Take the following steps to fulfill your responsibilities:
- Inform patients about the risks to data confidentiality, privacy, and security when sent via email. If they still want to receive it, you can send the PHI.
- Document your conversations with patients to protect yourself in the event of OCR investigations.
- Seek legal guidance on HIPAA and email compliance
Consult with a healthcare attorney who is a HIPAA compliance specialist to ensure that your cloud-hosted company meets the requirements for HIPAA compliant email.
Email is a quick and convenient method to transmit information electronically, but it is not secure enough to meet HIPAA standards. Even with third-party encryption service providers, you will need to take additional technical security measures.
HIPAA compliance may seem confusing and inaccessible but Sprinto’s automated platform can help you become compliant through a simple four-step process.
Get a demo to learn more.
FAQ: How to Make Your Email HIPAA Compliant
- What is HIPAA compliant email?
Email that adheres to HIPAA Privacy and Security Rules to safeguard PHI contained within it is HIPAA-compliant.

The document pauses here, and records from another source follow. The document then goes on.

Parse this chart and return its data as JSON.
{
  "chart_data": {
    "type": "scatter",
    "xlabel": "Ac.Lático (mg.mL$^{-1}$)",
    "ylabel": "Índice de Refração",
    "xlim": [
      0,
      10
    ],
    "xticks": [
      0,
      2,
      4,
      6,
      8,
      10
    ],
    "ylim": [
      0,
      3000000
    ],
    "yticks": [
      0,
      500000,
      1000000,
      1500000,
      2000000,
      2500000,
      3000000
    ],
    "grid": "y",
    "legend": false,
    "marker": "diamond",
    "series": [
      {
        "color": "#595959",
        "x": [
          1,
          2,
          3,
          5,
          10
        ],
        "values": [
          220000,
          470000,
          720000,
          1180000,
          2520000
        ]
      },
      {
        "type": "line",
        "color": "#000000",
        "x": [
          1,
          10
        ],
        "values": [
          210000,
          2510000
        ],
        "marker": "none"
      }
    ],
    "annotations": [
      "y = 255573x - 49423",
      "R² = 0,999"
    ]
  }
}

- How to send a HIPAA compliant email?
To send HIPAA-compliant emails, your cloud-hosted company should have a signed BAA with the encryption provider, written patient consent to send emails, and end-to-end encryption in place.
- How to make email HIPAA compliant?
Follow these steps to make sure your email is compliant with the HIPAA Compliance Checklist:
- Have your encryption service provider sign a BAA.
- Get written consent from patients before sending ePHI in emails.
- Store emails with PHI in a secure archive.
- Use end-to-end encryption with standards like 3DES and AES.
- How to get a HIPAA compliant email?
Cloud email providers Google Workspace and Office 365 have agreed to sign BAAs to support HIPAA compliance. But use Google Workspace’s email service along with a business domain and end-to-end encryption to be HIPAA compliant. Enterprise E3 and E5 versions of Microsoft Office 365 comply with HIPAA rules.